Commission Response to Federal Court Decision in BCDC v. Corps of Engineers

In September 2016, the California Attorney General filed a lawsuit in federal court to compel the U.S. Army Corps of Engineers (Corps) to implement its San Francisco Bay operation and maintenance dredging program in a manner required by the federal Coastal Zone Management Act (CZMA).  The CZMA requires the Corps’ dredging program to be consistent “to the maximum extent practicable” with the Commission’s federally-approved coastal management program, which includes the San Francisco Bay Plan.  The lawsuit involves the Corps’ refusal to comply with certain conditions imposed by the Commission that require the Corps to: (1) increase beneficial reuse of dredged sediment to create and bolster marshes and wetlands, and also decrease unconfined in-Bay disposal of such sediment; and (2) reduce the use of hydraulic dredges to only one in-Bay channel per year to protect the Bay’s endangered fish species and water quality.  In April 2017, the Court granted San Francisco Baykeeper’s motion to intervene in the case.
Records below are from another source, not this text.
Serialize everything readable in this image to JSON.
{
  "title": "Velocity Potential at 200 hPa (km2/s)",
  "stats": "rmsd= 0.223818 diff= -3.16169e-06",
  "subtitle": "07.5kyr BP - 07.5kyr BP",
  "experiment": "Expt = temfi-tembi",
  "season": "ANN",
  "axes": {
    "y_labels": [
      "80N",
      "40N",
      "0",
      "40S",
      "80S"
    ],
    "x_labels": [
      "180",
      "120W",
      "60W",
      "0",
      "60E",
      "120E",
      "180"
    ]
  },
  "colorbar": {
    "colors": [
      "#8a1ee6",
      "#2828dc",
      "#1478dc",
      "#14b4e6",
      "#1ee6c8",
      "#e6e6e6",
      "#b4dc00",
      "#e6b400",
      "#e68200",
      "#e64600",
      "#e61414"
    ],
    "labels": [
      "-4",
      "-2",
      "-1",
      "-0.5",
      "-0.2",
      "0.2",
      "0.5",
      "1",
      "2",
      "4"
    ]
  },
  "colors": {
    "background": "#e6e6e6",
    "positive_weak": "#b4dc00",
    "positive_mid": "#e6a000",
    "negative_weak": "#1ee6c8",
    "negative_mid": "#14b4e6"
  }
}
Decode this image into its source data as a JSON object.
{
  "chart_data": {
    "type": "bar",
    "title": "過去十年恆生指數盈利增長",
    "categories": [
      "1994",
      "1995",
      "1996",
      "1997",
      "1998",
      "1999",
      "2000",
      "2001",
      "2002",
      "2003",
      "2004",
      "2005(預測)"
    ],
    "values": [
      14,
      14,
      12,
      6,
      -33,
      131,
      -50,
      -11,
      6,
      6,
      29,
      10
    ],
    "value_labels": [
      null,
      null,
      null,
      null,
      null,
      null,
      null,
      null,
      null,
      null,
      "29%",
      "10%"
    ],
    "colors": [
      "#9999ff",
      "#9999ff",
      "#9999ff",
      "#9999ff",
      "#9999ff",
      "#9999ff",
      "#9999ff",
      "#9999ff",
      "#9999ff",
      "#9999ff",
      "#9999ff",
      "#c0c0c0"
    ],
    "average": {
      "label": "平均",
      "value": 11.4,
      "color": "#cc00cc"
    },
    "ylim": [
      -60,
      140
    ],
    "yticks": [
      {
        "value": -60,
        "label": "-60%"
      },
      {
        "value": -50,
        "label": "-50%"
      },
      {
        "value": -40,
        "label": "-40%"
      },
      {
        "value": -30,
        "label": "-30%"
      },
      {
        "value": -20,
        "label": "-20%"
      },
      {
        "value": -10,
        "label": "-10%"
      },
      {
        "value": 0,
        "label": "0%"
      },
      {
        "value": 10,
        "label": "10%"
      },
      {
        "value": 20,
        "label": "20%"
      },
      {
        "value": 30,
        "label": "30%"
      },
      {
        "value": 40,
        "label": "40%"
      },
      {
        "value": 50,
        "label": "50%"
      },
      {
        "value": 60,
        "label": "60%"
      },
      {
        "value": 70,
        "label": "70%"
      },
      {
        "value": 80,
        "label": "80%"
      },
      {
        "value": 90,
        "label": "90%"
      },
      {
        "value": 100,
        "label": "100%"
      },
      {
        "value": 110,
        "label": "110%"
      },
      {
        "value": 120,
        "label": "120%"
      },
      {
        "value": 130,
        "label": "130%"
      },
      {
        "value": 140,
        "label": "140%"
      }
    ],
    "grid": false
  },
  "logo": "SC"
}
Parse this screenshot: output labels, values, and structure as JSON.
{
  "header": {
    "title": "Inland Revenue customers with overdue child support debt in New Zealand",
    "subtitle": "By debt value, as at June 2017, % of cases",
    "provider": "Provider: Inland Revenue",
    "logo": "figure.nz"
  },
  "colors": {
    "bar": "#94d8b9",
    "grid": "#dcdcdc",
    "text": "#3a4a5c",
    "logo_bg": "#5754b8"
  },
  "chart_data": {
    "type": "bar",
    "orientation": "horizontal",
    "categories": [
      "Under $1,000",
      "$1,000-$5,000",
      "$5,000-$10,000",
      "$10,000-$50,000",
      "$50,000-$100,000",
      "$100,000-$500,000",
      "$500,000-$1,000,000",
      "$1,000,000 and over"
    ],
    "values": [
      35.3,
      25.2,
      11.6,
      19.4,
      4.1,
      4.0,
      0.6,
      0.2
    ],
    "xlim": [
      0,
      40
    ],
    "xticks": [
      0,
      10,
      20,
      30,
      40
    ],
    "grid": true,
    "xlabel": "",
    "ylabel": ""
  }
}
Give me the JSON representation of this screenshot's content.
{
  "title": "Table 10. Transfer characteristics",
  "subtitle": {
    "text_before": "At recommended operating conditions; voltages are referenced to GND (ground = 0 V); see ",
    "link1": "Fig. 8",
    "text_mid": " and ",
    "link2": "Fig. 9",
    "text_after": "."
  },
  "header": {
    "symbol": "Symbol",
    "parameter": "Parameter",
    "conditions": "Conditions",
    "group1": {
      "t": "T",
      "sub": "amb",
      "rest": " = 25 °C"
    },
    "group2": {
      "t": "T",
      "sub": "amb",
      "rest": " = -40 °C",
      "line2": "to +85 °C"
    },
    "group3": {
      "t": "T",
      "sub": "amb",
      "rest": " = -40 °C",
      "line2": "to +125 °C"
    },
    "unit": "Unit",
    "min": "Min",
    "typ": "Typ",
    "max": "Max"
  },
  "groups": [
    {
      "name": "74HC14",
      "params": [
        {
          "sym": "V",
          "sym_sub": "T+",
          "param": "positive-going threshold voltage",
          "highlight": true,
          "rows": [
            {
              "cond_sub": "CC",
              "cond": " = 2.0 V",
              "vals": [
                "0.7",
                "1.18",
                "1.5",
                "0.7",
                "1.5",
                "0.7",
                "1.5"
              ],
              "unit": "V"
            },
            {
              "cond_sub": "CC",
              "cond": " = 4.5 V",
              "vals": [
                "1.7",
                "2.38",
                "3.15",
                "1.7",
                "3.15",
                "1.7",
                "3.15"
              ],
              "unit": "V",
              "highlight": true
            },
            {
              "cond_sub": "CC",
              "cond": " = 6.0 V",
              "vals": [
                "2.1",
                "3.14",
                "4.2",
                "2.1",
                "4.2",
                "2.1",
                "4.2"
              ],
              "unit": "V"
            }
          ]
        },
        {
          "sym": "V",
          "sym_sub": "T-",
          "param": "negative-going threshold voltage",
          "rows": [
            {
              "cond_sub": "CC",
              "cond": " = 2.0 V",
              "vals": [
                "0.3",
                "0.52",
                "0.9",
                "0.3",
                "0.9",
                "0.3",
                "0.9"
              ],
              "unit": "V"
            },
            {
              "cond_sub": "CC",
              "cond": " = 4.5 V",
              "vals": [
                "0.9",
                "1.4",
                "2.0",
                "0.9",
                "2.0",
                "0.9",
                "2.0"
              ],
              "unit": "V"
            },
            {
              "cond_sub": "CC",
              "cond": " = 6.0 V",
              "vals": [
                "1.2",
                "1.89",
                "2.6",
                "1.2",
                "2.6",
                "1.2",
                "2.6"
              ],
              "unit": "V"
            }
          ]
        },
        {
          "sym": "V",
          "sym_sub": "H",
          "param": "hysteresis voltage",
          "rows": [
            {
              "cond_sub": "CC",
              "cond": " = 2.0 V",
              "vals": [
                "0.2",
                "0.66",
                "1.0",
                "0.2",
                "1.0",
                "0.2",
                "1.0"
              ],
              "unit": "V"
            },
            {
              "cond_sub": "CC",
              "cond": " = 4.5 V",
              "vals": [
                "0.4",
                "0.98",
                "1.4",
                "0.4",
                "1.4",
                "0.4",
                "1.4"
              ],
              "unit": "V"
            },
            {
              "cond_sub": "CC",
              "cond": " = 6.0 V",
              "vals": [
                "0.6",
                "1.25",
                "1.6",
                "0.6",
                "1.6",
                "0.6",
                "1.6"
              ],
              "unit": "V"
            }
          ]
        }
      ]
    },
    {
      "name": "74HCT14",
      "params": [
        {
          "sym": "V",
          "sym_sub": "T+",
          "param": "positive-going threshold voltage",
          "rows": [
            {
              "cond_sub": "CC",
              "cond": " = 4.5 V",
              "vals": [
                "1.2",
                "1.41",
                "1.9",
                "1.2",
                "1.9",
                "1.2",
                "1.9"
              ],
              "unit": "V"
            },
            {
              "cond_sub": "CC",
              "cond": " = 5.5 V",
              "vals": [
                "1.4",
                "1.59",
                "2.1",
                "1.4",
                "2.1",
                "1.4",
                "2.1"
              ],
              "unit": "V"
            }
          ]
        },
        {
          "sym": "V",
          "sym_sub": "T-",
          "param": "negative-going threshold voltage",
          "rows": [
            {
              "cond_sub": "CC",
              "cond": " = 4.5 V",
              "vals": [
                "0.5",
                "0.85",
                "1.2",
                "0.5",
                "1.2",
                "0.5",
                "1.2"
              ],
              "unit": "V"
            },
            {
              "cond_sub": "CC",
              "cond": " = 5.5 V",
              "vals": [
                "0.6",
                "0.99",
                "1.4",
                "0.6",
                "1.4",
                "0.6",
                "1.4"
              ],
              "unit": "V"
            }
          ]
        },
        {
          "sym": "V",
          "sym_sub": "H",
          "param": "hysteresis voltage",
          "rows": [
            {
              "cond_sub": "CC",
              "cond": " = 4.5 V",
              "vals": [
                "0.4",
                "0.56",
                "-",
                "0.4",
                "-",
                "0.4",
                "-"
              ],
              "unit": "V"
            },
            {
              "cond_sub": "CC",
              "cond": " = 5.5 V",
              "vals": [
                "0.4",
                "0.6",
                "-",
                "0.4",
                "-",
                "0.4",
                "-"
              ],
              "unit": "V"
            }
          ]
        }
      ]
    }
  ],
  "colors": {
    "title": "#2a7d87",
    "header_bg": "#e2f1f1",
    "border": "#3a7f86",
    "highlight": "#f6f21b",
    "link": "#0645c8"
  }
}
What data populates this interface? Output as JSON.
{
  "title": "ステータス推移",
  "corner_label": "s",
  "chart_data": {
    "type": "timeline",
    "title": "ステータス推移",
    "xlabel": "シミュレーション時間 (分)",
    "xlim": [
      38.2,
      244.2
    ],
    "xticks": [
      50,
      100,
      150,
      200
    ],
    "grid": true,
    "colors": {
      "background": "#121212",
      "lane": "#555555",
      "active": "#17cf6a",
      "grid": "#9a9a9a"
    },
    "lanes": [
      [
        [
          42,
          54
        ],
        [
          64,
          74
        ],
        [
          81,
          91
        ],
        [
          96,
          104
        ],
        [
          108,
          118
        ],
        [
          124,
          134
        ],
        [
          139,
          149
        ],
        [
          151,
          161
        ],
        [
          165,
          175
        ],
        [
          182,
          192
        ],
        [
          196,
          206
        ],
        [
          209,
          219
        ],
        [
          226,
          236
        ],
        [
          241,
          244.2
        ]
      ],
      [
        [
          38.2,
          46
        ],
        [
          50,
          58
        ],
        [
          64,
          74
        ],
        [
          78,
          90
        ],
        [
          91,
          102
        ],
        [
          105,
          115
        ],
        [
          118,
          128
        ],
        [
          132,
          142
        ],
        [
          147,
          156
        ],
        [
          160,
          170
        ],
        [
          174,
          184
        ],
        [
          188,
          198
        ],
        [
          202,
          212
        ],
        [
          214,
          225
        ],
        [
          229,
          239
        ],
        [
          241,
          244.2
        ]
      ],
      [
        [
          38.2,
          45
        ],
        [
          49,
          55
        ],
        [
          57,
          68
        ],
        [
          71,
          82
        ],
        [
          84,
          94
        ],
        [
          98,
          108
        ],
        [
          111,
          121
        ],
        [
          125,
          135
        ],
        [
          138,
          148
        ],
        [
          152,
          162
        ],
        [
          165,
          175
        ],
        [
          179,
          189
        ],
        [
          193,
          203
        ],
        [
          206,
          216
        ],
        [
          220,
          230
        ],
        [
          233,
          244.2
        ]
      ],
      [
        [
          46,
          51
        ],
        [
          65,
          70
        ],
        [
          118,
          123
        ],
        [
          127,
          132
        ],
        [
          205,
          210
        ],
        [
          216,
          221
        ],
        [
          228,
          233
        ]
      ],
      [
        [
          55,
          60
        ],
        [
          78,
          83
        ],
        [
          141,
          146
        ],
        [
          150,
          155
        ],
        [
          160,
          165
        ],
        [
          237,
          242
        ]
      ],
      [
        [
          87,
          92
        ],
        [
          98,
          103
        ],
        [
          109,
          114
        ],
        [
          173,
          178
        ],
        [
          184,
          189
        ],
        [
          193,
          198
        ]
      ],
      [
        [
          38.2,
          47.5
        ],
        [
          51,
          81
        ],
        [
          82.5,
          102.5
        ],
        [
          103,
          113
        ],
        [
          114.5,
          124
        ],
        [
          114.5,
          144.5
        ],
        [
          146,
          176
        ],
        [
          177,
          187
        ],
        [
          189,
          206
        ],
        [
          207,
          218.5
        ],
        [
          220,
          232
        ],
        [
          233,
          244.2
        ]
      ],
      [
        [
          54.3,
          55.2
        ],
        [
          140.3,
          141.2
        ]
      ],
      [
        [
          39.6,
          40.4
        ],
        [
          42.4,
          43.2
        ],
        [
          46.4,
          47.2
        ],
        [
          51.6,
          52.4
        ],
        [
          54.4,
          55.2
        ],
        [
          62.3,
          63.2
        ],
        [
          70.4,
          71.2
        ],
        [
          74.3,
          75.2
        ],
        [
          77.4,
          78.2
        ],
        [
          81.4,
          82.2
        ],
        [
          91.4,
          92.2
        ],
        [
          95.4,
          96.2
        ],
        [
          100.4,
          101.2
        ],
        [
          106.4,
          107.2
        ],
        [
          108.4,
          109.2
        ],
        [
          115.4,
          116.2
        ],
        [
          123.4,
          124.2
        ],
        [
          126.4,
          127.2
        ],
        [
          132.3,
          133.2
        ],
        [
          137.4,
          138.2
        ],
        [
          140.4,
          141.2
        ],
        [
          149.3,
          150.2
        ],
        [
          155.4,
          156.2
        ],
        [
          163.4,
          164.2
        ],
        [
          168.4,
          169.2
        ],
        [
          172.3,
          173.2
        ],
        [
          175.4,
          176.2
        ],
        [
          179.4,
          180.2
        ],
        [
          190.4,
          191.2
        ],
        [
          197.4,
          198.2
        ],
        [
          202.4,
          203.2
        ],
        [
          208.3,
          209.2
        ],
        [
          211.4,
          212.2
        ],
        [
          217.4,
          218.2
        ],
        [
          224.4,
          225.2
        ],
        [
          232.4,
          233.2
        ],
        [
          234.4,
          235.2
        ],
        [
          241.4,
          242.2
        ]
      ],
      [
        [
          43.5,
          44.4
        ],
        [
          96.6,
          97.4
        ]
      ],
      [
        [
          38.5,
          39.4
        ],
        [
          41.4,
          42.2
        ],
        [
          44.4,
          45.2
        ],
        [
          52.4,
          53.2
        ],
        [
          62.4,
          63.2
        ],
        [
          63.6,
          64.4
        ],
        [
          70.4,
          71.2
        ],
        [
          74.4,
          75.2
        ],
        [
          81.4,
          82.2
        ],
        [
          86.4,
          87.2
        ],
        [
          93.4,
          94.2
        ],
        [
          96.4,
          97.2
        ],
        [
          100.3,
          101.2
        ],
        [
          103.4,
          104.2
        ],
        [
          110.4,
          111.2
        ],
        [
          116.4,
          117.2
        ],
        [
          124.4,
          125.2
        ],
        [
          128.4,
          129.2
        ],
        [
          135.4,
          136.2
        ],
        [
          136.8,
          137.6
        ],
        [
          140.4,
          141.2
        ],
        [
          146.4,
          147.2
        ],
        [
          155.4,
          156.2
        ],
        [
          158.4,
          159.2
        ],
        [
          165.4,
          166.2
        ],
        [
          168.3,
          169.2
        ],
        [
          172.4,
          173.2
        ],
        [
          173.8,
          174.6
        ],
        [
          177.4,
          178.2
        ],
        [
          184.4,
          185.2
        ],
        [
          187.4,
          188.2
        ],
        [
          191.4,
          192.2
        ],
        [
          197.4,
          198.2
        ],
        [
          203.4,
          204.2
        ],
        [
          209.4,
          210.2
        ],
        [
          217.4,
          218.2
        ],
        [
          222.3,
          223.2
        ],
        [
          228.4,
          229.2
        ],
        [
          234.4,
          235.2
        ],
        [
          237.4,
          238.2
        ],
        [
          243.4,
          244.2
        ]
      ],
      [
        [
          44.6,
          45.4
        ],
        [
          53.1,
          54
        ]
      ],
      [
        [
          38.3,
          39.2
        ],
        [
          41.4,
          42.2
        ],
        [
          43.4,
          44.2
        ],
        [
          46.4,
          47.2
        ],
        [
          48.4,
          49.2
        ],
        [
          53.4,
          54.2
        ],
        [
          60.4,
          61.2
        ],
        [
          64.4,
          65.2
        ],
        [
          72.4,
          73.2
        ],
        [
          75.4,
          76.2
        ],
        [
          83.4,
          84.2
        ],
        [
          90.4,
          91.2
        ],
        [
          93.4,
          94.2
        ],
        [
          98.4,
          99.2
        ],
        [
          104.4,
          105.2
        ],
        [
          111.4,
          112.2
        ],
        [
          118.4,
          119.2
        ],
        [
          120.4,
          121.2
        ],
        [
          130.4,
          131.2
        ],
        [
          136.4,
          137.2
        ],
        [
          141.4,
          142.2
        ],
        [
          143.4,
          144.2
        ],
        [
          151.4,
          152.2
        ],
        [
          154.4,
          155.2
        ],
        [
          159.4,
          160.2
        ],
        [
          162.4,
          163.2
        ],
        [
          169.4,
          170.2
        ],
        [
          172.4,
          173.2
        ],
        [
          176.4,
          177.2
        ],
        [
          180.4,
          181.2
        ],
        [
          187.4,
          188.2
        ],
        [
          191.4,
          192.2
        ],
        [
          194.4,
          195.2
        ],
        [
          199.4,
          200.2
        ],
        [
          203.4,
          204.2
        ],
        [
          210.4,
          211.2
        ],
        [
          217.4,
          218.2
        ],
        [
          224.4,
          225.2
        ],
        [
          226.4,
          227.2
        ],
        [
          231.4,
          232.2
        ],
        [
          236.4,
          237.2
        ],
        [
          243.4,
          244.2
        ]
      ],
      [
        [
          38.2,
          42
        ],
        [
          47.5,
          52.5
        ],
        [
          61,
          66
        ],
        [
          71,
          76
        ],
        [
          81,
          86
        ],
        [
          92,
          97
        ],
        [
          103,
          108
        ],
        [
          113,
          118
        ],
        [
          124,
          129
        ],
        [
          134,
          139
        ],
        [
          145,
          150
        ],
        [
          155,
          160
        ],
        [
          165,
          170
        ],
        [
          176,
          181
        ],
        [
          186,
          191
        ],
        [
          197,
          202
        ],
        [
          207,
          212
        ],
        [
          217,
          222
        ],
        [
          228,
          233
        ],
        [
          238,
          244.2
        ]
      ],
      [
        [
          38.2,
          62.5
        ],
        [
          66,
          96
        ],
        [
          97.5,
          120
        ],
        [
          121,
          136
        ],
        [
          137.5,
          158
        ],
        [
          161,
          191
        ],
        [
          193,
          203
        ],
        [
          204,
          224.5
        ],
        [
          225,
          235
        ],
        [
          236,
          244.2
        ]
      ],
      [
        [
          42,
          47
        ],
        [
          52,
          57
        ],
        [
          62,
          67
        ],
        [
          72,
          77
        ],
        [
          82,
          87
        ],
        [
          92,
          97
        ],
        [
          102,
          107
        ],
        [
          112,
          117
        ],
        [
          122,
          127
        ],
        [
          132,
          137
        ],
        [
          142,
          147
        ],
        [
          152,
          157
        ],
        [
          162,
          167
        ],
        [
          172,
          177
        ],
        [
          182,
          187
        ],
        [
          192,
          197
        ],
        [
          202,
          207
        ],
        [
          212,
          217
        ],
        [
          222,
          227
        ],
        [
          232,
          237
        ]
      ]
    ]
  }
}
On November 4, 2018, the United States District Court issued an order denying the Commission’s and Baykeeper’s joint motion for summary judgment and granting the Corps’ motion for summary judgment. 

In brief, on the condition imposed by the Commission (and by the San Francisco Bay Regional Water Quality Control Board) requiring the Corps to reduce hydraulic dredging to protect endangered fish species and water quality, the Court found that the Commission could not show that the Corps has any obligation to dredge both the Richmond Outer and Pinole Shoal Channels on an annual basis.  On the condition imposed by the Commission requiring the Corps to beneficially reuse a minimum of 40% of the dredged sediment and reduce in-Bay disposal, the Court found that that the “generalized policy statements” in the Bay Plan dredging policies did not “embody requirements that may be enforced against the Corps.” 

The Court’s order then directed the parties to submit a statement reflecting their respective understandings as to whether any issues remain for disposition. The parties filed their “Joint Statement Regarding Remaining Issues to Be Decided in the Case” on December 8, 2019.  Among other issues the Commission and Baykeeper believe remain to be decided is the threshold question of whether the Corps’ interpretation of its Federal Standard regulation violates provisions of the: (1) Clean Water Act that require the Corps to comply with State water quality standards; and, (2) Coastal Zone Management Act and its regulations that require the Corps to fully implement State CZMA conditions, including seeking additional funding if necessary, unless the Corps is legally prohibited from doing so.  In contrast, the Corps’ position is that no issues remain undecided.

The Commission anticipates that the Court will respond to the parties’ joint statement regarding remaining issues to be decided, possibly by issuing a supplemental order, prior to entry of final judgment in the District Court. 

San Francisco Bay Conservation and Development Commission v. United States Army Corps of Engineers, N.D. Cal. Case No. 3:16-cv-05420-RS.